For a specific idea, consider a country on one side of a conflict or potential conflict. E.g. Armenia vs, Azerbaijan, Iran vs Saudi Arabia, or Russia vs Europe (through say Latvia) the side planning a drone army invasion stops active conflict for 1-3 years and quietly builds up a stockpile of the drones. They build enough of the cheap long distance logistics drones (and believable decoys) so they have more of them than the enemy has fighter jet missiles.
They then launch a somewhat surprise invasion—its easier to hide a deployment of drones than soldiers. They try to cut a long narrow path as quickly as possible to take out the key defenses. They route round defenses where possible and destroy the air power of the enemy first by destroying the airports and air bases. The missile drones fan out about 10K or so from the logistics drones destroying armor that attack them.
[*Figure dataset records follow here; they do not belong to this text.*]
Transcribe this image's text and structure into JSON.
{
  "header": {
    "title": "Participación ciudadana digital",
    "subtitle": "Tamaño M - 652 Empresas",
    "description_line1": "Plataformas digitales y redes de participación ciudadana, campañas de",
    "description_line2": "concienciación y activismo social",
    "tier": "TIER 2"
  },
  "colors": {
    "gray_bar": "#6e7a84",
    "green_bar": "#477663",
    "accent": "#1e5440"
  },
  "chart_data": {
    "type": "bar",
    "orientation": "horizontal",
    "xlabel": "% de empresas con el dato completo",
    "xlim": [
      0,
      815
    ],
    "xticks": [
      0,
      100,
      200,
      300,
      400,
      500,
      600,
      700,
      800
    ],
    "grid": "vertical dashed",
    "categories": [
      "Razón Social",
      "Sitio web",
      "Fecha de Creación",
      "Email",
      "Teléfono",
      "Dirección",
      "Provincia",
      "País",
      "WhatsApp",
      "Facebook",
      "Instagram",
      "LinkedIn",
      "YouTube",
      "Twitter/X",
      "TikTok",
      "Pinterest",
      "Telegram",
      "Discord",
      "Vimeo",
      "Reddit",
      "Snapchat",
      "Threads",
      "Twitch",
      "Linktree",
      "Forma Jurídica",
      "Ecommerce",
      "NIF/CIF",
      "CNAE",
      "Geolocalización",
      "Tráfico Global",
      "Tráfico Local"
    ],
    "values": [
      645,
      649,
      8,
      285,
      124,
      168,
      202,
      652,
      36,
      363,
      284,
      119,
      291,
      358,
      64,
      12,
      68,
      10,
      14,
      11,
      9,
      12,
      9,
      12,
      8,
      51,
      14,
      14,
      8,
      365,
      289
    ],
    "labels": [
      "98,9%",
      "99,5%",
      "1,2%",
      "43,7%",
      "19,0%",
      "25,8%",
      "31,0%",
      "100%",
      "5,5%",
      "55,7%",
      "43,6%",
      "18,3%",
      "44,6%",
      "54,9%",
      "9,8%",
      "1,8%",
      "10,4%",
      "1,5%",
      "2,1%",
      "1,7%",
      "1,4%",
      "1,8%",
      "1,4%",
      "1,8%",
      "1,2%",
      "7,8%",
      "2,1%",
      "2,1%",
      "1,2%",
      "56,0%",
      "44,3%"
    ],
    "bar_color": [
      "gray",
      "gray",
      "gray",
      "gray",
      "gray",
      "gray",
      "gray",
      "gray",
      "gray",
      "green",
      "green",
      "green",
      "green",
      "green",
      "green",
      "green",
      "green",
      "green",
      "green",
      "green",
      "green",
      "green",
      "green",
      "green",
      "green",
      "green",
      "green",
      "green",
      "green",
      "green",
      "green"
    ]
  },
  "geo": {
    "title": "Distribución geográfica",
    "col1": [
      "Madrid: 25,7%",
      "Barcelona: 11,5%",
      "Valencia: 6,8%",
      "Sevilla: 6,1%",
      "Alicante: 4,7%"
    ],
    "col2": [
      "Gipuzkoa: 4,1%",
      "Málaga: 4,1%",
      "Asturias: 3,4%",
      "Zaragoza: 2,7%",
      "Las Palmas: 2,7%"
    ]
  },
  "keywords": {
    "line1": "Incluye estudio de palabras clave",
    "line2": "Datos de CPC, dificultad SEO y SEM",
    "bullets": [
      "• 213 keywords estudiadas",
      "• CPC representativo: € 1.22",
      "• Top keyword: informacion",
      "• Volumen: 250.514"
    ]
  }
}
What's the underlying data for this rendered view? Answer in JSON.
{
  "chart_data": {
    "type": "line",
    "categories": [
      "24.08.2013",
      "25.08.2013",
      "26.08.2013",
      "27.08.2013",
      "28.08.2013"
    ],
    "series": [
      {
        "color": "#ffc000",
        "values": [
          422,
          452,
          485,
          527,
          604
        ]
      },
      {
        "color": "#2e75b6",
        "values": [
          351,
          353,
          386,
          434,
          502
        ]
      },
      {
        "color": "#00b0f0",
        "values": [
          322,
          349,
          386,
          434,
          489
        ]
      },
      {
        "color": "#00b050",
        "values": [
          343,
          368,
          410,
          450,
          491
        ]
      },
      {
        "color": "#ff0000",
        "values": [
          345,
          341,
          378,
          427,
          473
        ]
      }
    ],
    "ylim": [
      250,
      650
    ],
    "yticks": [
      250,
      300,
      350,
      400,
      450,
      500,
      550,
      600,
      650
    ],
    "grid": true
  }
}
Sniper and cheap recon drones continually launch from logistics drones or are carried by missile drones.
After the fast fighter jets are gone, the army then spreads out and attacks any armor that is not dug in. Well protected areas are isolated so they can’t be resupplied.
If the attacking side is prepared to commit war crimes the attacked side would surrender by now as the drone army can attack most towns/cities.
Finally even a weak country has conventional forces. These can then enter mostly unopposed, infantry in buildings are helpless against basic artillery, and tunnels etc cannot protect the civilian population.
So my point is that in a apparently even conflict (judged by conventional strength) one side could suddenly get a large advantage—Iran could take Saudi Arabia, and reach Riyadh quickly. Also Russia could suddenly threaten Europe in a way it can’t do with its existing forces.